You cut and run, or you stand and fight when it comes to issues of conservation. Today, the Wensum has more support than it ever had. Think of the River Wensum Restoration Group. The Environment Agency is working as hard as funds allow to improve it stretch upon stretch. Jordan, Cook, Seaman, Todd, Carrick, Baker, Smith, Hurst and endless other names make up a really strong squad of caring landowners all committed to their riverine duties. There is a realisation in 2013 that the Wensum is important in a way it never was in 1973. It's also worth emphasizing that abstraction is controlled in a way it was not then and it's also worth applauding the fact the Environment Agency is putting back the gravels that it once used to so assiduously extract.

As Chris points out, the one thing the Wensum, in common with all our upper rivers, needs is fish. The modern mantra in conservation is that if the habitat is right, the fur, the feather and the fin are sure to follow. This approach seems to work far more regularly and reliably with mammals and birds than it does with fish. In more ways than one, fish populations are slippery customers and hard to predict.

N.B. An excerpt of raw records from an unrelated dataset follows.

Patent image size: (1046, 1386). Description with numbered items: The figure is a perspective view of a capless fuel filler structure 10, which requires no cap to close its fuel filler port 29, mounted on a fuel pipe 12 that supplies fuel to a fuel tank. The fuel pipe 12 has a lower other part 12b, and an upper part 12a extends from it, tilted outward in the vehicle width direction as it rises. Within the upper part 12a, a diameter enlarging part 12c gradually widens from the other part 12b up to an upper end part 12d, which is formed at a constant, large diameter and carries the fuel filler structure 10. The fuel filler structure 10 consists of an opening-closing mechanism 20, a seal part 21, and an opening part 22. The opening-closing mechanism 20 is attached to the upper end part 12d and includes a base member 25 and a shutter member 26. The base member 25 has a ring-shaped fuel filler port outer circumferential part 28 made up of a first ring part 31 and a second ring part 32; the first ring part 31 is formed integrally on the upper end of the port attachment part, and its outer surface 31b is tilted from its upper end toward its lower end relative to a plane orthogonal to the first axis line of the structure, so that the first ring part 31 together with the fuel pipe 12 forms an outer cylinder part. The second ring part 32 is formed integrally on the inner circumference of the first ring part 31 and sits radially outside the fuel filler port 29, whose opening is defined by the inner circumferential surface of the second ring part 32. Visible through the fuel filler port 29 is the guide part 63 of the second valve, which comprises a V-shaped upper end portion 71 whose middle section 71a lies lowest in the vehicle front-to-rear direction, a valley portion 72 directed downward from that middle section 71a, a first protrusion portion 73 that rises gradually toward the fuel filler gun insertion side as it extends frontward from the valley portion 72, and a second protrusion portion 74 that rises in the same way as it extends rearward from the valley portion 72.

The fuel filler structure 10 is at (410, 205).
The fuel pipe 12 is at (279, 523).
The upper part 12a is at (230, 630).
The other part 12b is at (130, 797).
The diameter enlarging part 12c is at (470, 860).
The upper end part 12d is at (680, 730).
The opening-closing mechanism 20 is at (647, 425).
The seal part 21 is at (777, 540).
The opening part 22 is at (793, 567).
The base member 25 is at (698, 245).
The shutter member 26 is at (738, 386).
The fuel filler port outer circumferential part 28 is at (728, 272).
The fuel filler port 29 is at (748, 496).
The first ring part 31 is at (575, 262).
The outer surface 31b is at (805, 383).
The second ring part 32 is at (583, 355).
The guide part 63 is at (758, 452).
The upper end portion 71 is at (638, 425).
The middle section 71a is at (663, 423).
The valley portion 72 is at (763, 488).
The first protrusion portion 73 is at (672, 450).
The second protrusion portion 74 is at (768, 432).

One of the best examples of what I'm saying I believe to be found on the River Wye. There, the Wye and Usk Foundation has laboured manfully for a decade to improve the river so that it can, once again, host great runs of salmon. There's no doubt that they have made the upper reaches of the Wye far more hospitable to returning salmon but that doesn't mean to say that many salmon have actually returned. I don't think there's a single ghillie left on the River Wye who wouldn't give his back teeth to see a hatchery built there and the river stocked with salmon smolts.

My absolute belief is that it is imperative to get the rivers back to as healthy a state as you possibly can but then, certainly when it comes to roach and other coarse fish, you need to put in the fish. When stocks are so low that they cannot self-generate, you simply have to give them a hand.

It's not like our region is short of roach. There are scores of pits that I could take you to today, after your breakfast, where tens of thousands, if not millions, of our treasured fish could be removed for the betterment of those stillwaters and for the rebirth of our rivers. Of course, such a bold policy needs the Environment Agency to be brave and to stand up for what is basically commonsense. I see these pits, all alongside rivers like the Wensum, as bank saving accounts. In years gone by, the Wensum has flooded and stocked these pits with its roach. There they have grown massively in numbers and sometimes in size. Today, put simply, the Wensum needs them back and needs to withdraw her earlier deposits. I applaud the money spent on our rivers. Now we just need to put the fish in.

Fish in our upper rivers are a very good thing indeed. Fish are good for kingfishers, herons, otters and, of course, us. Like Chris, I'd agree it would be a splendid thing to see more anglers back on the banks of the Wensum and that's where they should be for nothing beats river fishing in my book. It wouldn't take that much to make us all that happy again as we reputedly were in the 1950s and '60s.

As to my weekly last cast, as it were, I'd say it's a privilege to live around the banks of a river, as I do the River Glaven. Only yesterday, I espied a fine, fat, smooth newt plodding from the wood pile around my stove. Where there are newts, there is always hope.